How dared they! She turned to Lindsay, and goaded out of her exhaustion, cried: "I'll have your head for this, my lord."
Lindsay did not reply.
Lord Ruthven who had come to stand beside her said gently: "It is only a short distance across the lake, Your Majesty."
Mary turned to him eagerly for she fancied she heard a note of compassion in his voice. So desperately alone did she feel that any sign of friendship lifted her spirits.
Ruthven did not meet her eye; he was ashamed of his mission. She thought: He is so young. He is not yet grown cruel like so many of my Scottish lords.

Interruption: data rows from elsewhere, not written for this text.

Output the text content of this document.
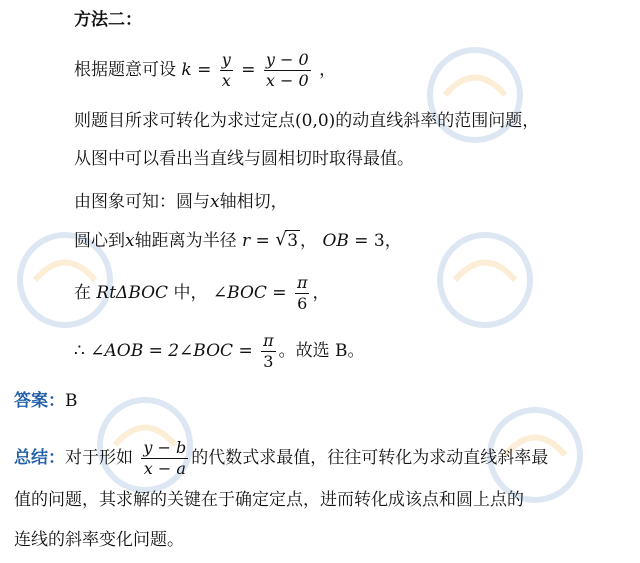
方法二：
根据题意可设 $k = \frac{y}{x} = \frac{y - 0}{x - 0}$ ，
则题目所求可转化为求过定点(0,0)的动直线斜率的范围问题，
从图中可以看出当直线与圆相切时取得最值。
由图象可知：圆与x轴相切，
圆心到x轴距离为半径 r = √ 3 ， OB = 3，
在 RtΔBOC 中， ∠BOC = $\frac{\pi}{6}$ ，
∴ ∠AOB = 2∠BOC = $\frac{\pi}{3}$ 。故选 B。
答案：B
总结：对于形如 $\frac{y - b}{x - a}$ 的代数式求最值，往往可转化为求动直线斜率最
值的问题，其求解的关键在于确定定点，进而转化成该点和圆上点的
连线的斜率变化问题。
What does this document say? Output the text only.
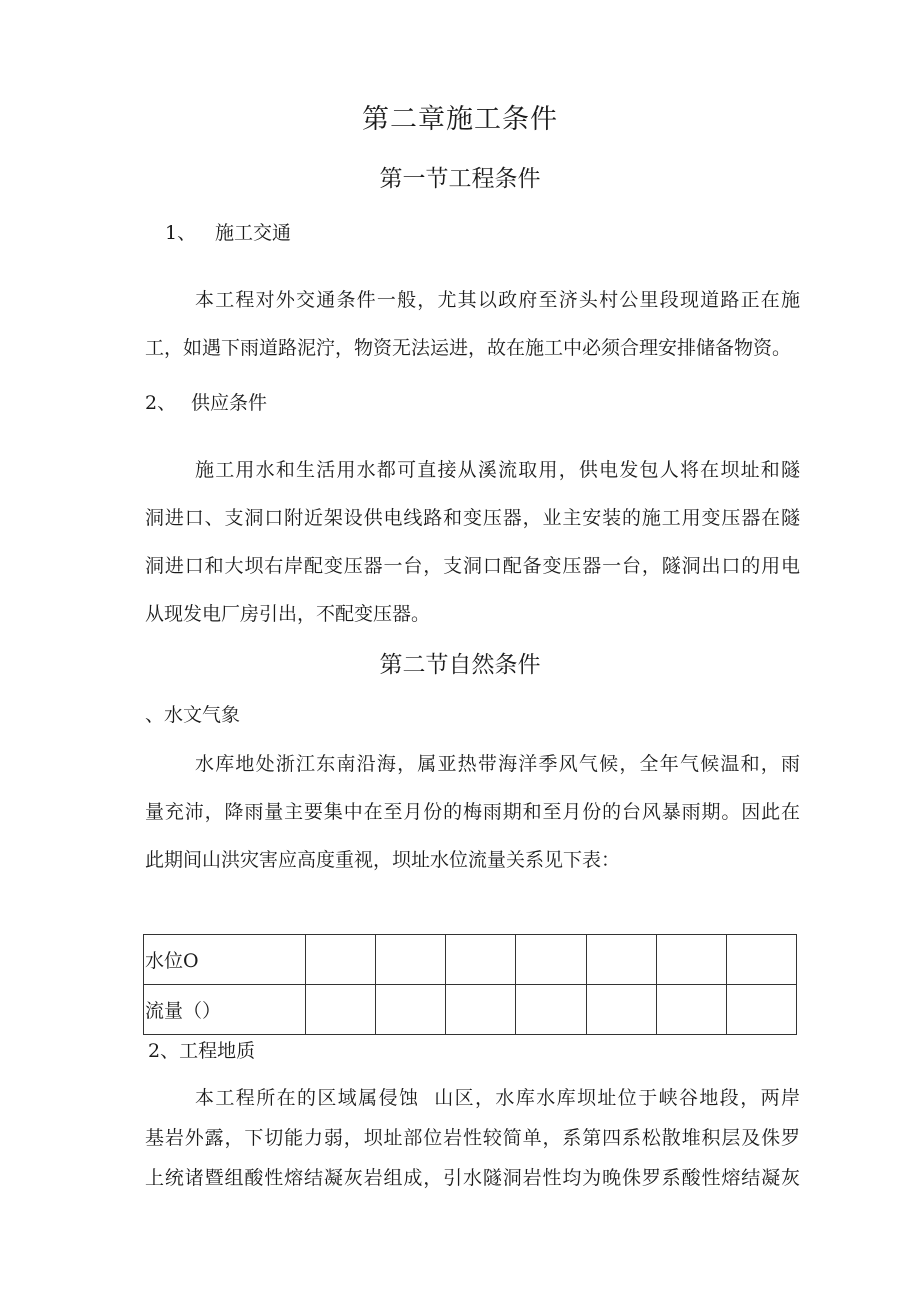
第二章施工条件
第一节工程条件
1、 施工交通
本工程对外交通条件一般，尤其以政府至济头村公里段现道路正在施
工，如遇下雨道路泥泞，物资无法运进，故在施工中必须合理安排储备物资。
2、 供应条件
施工用水和生活用水都可直接从溪流取用，供电发包人将在坝址和隧
洞进口、支洞口附近架设供电线路和变压器，业主安装的施工用变压器在隧
洞进口和大坝右岸配变压器一台，支洞口配备变压器一台，隧洞出口的用电
从现发电厂房引出，不配变压器。
第二节自然条件
、水文气象
水库地处浙江东南沿海，属亚热带海洋季风气候，全年气候温和，雨
量充沛，降雨量主要集中在至月份的梅雨期和至月份的台风暴雨期。因此在
此期间山洪灾害应高度重视，坝址水位流量关系见下表：
水位O							
流量（）							
2、工程地质
本工程所在的区域属侵蚀  山区，水库水库坝址位于峡谷地段，两岸
基岩外露，下切能力弱，坝址部位岩性较简单，系第四系松散堆积层及侏罗
上统诸暨组酸性熔结凝灰岩组成，引水隧洞岩性均为晚侏罗系酸性熔结凝灰
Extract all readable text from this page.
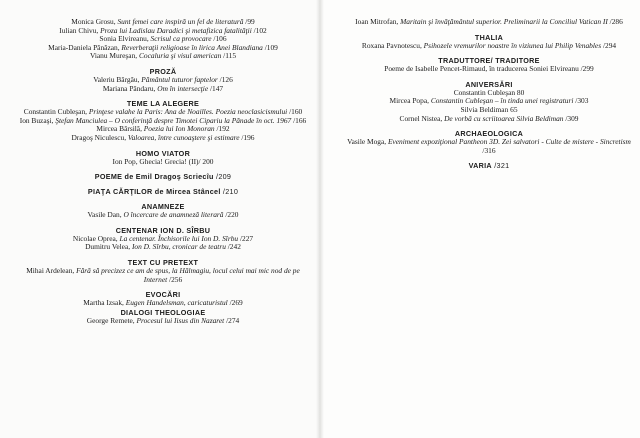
Monica Grosu, Sunt femei care inspiră un fel de literatură /99
Iulian Chivu, Proza lui Ladislau Daradici şi metafizica fatalităţii /102
Sonia Elvireanu, Scrisul ca provocare /106
Maria-Daniela Pănăzan, Reverberaţii religioase în lirica Anei Blandiana /109
Vianu Mureşan, Cocaluria şi visul american /115
PROZĂ
Valeriu Bârgău, Pământul tuturor faptelor /126
Mariana Pândaru, Om în intersecţie /147
TEME LA ALEGERE
Constantin Cubleşan, Prinţese valahe la Paris: Ana de Noailles. Poezia neoclasicismului /160
Ion Buzaşi, Ştefan Manciulea – O conferinţă despre Timotei Cipariu la Pănade în oct. 1967 /166
Mircea Bârsilă, Poezia lui Ion Monoran /192
Dragoş Niculescu, Valoarea, între cunoaştere şi estimare /196
HOMO VIATOR
Ion Pop, Ghecia! Grecia! (II)/ 200
POEME de Emil Dragoş Scriecîu /209
PIAŢA CĂRŢILOR de Mircea Stâncel /210
ANAMNEZE
Vasile Dan, O încercare de anamneză literară /220
CENTENAR ION D. SÎRBU
Nicolae Oprea, La centenar. Închisorile lui Ion D. Sîrbu /227
Dumitru Velea, Ion D. Sîrbu, cronicar de teatru /242
TEXT CU PRETEXT
Mihai Ardelean, Fără să precizez ce am de spus, la Hălmagiu, locul celui mai mic nod de pe Internet /256
EVOCĂRI
Martha Izsak, Eugen Handelsman, caricaturistul /269
DIALOGI THEOLOGIAE
George Remete, Procesul lui Iisus din Nazaret /274
Ioan Mitrofan, Maritain şi învăţământul superior. Preliminarii la Conciliul Vatican II /286
THALIA
Roxana Pavnotescu, Psihozele vremurilor noastre în viziunea lui Philip Venables /294
TRADUTTORE/ TRADITORE
Poeme de Isabelle Pencet-Rimaud, în traducerea Soniei Elvireanu /299
ANIVERSĂRI
Constantin Cubleşan 80
Mircea Popa, Constantin Cubleşan – în tinda unei registraturi /303
Silvia Beldiman 65
Cornel Nistea, De vorbă cu scriitoarea Silvia Beldiman /309
ARCHAEOLOGICA
Vasile Moga, Eveniment expoziţional Pantheon 3D. Zei salvatori - Culte de mistere - Sincretism /316
VARIA /321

"Thank you, my lord," she said.
Young Ruthven looked uncomfortable, fearing, Mary suspected, that Lindsay would have heard his remark and accuse him of softness toward their victim.
It was young Ruthven who helped her into the boat, where she sat listening to the rhythmic suck of the water as the oars displaced it.
"My lord Ruthven," she whispered at length, "where are they taking me?"
"To Lochleven, Your Majesty."
"Lochleven! To the Douglases! Ah, I see. To Sir William--the half-brother of my half-brother, Moray. He will doubtless make a good jailor. And conducted there by Lindsay--his brother-in-law."
"Your Majesty . . ." The young man did not continue; he was turning his face away that she might not see his emotion.
She said softly: "Do not be ashamed, my lord Ruthven, to show pity for a poor woman who is surrounded by her enemies. She will not forget that you alone showed her compassion on this fearful night."
Ruthven did not answer, perhaps because Lindsay, hearing the murmur of voices, had edged nearer to them.
There was silence now, broken only by the dipping of the oars.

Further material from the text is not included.